Die Nordmänner, Vladimir und Vladimir, werden bei ihren Auftritten von wilden Hörnern und Trommeln begleitet. Sie haben die Rolle der starken Männer, wobei Vladimirs Nacken wohl der stärkste auf der Bühne ist. Sie zeigen gemeinsam einen Balanceakt, bei dem man wirklich weggucken möchte. Ähnliche Gefühle lösen auch die Fähigkeiten der Fakir-Diva Fibi Eyewalker aus. Sie schiebt sich hauptberuflich scharfe Gegenstände in die Speiseröhre oder lässt sich von tausend Nägeln gleichzeitig durchbohren. Ihre Darbietung war definitiv eines der Highlights, aber auch leider etwas kurz. Besonders innovativ waren die Einlagen von Sébastien Tardif, dem comic relief der Show.
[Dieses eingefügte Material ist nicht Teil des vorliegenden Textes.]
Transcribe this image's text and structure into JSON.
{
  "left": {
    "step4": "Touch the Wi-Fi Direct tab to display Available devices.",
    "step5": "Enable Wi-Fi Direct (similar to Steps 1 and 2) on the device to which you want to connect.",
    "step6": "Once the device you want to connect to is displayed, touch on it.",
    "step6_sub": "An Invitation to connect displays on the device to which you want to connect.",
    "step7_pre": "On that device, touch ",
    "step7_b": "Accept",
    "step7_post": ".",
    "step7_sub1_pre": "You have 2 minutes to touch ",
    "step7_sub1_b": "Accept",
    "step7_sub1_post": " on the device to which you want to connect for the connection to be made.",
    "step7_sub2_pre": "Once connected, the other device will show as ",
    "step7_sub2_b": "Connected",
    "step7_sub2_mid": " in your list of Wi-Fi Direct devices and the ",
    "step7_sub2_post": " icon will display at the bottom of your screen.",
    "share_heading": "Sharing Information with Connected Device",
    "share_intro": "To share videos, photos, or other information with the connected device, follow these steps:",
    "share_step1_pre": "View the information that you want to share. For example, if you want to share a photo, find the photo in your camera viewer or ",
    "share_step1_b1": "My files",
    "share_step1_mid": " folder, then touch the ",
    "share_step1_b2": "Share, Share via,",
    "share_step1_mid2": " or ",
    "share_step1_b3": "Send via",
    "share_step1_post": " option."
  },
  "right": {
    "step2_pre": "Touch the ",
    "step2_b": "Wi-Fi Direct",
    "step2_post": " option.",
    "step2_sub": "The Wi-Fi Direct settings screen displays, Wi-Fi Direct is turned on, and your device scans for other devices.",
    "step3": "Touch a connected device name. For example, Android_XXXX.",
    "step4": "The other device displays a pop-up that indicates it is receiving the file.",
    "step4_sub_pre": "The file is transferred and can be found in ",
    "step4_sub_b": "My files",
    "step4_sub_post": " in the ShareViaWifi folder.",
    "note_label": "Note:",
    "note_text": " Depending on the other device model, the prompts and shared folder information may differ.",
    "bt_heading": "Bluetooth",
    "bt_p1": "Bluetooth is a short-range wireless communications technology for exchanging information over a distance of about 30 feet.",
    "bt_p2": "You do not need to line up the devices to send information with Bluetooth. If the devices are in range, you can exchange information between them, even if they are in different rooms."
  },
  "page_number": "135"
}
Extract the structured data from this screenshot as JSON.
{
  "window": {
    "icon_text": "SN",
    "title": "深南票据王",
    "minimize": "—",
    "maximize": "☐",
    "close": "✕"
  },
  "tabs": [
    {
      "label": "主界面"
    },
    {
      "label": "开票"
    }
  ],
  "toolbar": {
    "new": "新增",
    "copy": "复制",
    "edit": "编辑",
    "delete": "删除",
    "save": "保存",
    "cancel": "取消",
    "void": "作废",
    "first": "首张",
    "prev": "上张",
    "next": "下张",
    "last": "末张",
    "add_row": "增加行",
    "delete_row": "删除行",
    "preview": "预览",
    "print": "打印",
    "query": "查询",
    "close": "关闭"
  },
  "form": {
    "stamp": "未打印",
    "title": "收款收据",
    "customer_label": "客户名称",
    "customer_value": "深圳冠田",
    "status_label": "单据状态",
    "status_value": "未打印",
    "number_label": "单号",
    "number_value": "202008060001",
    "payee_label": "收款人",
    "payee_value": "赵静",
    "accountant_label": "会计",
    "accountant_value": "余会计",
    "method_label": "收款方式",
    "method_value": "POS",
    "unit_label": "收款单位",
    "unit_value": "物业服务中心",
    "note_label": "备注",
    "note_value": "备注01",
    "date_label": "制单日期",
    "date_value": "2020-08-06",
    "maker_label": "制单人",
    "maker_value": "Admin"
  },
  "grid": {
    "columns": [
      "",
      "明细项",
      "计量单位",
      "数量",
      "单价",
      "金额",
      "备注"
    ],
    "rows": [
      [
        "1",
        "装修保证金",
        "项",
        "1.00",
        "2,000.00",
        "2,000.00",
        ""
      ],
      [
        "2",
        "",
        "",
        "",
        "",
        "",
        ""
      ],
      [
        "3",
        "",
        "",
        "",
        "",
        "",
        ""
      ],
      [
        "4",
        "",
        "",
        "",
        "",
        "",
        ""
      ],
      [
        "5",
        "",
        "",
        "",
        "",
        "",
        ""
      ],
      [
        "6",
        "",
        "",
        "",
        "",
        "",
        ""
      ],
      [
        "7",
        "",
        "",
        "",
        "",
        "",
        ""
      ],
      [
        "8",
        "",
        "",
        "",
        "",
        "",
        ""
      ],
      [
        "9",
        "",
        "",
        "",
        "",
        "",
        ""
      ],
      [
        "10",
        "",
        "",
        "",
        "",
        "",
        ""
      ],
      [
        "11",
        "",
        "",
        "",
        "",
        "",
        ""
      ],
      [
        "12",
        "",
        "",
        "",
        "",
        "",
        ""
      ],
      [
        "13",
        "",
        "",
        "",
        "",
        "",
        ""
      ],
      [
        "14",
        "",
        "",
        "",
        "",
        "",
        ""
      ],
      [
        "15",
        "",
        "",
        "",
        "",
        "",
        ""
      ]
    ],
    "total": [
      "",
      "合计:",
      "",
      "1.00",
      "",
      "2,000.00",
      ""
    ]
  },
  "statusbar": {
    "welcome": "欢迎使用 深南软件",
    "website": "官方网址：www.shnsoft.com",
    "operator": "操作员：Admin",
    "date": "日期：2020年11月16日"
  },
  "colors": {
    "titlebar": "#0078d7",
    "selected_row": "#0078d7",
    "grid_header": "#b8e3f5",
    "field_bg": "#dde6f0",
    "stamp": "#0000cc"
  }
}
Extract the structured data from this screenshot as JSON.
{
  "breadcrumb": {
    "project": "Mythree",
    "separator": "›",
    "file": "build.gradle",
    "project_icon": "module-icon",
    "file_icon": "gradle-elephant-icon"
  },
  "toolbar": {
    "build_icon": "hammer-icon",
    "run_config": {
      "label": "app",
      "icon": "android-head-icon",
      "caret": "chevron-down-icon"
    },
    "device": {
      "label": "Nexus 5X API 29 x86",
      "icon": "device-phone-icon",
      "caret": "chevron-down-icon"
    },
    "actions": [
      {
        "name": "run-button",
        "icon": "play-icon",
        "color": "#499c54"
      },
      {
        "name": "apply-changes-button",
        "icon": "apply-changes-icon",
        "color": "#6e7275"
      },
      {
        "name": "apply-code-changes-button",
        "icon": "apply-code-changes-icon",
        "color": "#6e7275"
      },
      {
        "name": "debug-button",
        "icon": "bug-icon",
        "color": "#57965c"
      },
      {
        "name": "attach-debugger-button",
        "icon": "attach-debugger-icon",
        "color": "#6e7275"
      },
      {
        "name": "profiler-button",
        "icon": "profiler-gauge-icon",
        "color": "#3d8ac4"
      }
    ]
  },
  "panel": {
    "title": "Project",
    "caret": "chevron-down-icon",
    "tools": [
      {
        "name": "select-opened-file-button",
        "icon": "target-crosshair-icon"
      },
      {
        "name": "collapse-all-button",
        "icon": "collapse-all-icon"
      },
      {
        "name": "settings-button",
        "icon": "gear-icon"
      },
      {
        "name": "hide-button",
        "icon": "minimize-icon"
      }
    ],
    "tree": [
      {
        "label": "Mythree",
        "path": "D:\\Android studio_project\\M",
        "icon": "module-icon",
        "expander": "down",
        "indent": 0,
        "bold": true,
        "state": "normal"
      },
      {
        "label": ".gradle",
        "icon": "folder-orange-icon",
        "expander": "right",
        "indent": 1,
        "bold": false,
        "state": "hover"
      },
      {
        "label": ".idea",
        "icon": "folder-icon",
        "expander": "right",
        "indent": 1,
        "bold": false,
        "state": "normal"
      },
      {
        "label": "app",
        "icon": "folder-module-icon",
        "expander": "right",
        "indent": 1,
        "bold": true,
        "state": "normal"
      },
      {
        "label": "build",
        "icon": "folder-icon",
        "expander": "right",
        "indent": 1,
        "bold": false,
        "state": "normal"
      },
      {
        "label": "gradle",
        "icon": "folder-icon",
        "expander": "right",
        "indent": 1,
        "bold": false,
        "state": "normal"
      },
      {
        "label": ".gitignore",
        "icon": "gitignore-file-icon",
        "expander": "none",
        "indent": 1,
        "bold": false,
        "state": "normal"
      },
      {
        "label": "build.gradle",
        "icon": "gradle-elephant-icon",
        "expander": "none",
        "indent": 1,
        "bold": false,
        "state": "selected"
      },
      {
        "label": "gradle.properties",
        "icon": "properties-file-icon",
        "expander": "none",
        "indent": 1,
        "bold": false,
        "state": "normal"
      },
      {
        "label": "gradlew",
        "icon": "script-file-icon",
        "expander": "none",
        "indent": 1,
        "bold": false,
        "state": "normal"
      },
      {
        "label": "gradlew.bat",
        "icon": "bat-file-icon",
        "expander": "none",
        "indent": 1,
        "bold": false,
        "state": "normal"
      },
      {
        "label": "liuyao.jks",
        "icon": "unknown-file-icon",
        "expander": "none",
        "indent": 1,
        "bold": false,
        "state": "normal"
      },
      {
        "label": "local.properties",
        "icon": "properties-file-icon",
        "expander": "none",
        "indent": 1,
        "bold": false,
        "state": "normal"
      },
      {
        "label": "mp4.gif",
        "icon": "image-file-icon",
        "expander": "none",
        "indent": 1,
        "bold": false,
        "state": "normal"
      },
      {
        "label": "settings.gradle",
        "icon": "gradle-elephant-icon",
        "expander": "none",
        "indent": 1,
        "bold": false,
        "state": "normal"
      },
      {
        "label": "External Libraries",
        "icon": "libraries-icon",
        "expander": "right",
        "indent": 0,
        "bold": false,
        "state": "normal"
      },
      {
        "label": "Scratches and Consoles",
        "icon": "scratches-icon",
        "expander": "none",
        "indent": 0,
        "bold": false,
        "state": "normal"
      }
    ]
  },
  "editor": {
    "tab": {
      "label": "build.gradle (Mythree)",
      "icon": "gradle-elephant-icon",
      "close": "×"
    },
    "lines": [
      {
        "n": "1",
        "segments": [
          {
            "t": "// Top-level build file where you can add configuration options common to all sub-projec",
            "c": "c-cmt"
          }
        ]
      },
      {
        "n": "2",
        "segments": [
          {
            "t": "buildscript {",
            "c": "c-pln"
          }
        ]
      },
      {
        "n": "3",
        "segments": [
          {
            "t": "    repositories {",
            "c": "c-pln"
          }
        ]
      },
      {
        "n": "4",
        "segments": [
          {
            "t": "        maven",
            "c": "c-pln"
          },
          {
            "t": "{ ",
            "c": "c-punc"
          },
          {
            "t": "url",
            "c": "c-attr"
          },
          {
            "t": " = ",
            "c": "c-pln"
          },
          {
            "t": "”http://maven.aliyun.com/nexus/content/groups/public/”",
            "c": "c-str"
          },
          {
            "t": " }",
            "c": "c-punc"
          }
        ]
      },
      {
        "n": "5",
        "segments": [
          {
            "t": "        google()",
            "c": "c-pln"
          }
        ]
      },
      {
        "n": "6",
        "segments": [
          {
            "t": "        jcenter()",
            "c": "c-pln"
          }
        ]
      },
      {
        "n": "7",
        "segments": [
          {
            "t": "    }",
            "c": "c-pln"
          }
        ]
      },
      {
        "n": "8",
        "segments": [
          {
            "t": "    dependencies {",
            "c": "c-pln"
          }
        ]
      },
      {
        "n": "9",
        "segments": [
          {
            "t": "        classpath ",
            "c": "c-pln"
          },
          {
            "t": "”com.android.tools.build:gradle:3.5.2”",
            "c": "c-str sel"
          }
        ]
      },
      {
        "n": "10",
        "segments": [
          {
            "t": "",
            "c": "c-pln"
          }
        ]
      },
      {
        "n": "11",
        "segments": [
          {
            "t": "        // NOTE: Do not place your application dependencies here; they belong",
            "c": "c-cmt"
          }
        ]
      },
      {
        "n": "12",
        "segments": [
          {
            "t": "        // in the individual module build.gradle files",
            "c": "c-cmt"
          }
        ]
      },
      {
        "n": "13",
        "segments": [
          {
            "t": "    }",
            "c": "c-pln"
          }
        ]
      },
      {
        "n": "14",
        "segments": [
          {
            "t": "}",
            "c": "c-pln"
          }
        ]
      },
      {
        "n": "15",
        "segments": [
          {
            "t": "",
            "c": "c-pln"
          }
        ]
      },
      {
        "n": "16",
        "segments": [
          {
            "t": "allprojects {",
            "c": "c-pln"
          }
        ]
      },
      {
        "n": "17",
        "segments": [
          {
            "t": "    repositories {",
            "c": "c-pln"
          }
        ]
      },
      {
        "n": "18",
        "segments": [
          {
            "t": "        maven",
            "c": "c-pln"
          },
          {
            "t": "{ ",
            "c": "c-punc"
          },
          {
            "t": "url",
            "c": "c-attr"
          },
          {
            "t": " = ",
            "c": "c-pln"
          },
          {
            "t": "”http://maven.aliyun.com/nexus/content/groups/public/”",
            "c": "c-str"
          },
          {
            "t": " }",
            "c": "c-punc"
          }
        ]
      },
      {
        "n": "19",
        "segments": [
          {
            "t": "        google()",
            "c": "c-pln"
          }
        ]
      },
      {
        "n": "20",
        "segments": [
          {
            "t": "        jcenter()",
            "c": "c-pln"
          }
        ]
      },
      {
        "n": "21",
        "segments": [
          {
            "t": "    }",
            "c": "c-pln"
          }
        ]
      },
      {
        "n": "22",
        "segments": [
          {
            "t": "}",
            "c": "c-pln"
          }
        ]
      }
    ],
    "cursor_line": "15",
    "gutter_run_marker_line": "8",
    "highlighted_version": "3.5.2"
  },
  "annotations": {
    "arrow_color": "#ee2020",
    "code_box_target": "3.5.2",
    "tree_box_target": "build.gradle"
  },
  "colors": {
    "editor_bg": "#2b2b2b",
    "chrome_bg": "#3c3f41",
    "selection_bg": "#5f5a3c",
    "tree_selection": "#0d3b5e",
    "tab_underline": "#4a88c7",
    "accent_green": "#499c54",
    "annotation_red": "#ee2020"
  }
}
Normalerweise ist Slapstickhumor auf der Bühne etwas gezwungen, aber er schafft es wirklich, mit physischer Comedy die Zuschauer*innen zum Lachen zu bringen. Mit überraschenden Requisiten und der Hilfe des Publikums (Ja, wenn ihr in der ersten Reihe sitzt, müsst ihr damit rechnen!) ist er mehr als ein Pausenclown und beweist, dass alles auf der Bühne echt ist. Durch die unterschiedlichen Opfer aus dem Publikum bleibt die Show bei jeder Vorstellung einzigartig und er traut sich, die Zuschauer*innen vor der Bühne richtig zu mobben. Der bringt das lustig in schaulustig.
Lasst euch einweisen
Freaks ist wirklich eine empfehlenswerte Show. Gerade für jüngeres Publikum ist sie sehr geeignet, da die älteren Semester unter Umständen einen Herzinfarkt kriegen. Hier ist es wirklich angebracht, die Show zu fühlen und richtig auszurasten, nicht nur seicht in die Hände zu klatschen. Die Musik ist wild und sehr mitreißend, die Witze manchmal sehr sexuell und die Darbietungen lassen einem die Haare zu Berge stehen, im guten sowie im schlechten Sinne. Und ihr könnt euch sicher sein: Diese Freaks machen das alles freiwillig!
Die Show könnt ihr euch bis zum 3. Mai im GOP Varieté Theater ansehen.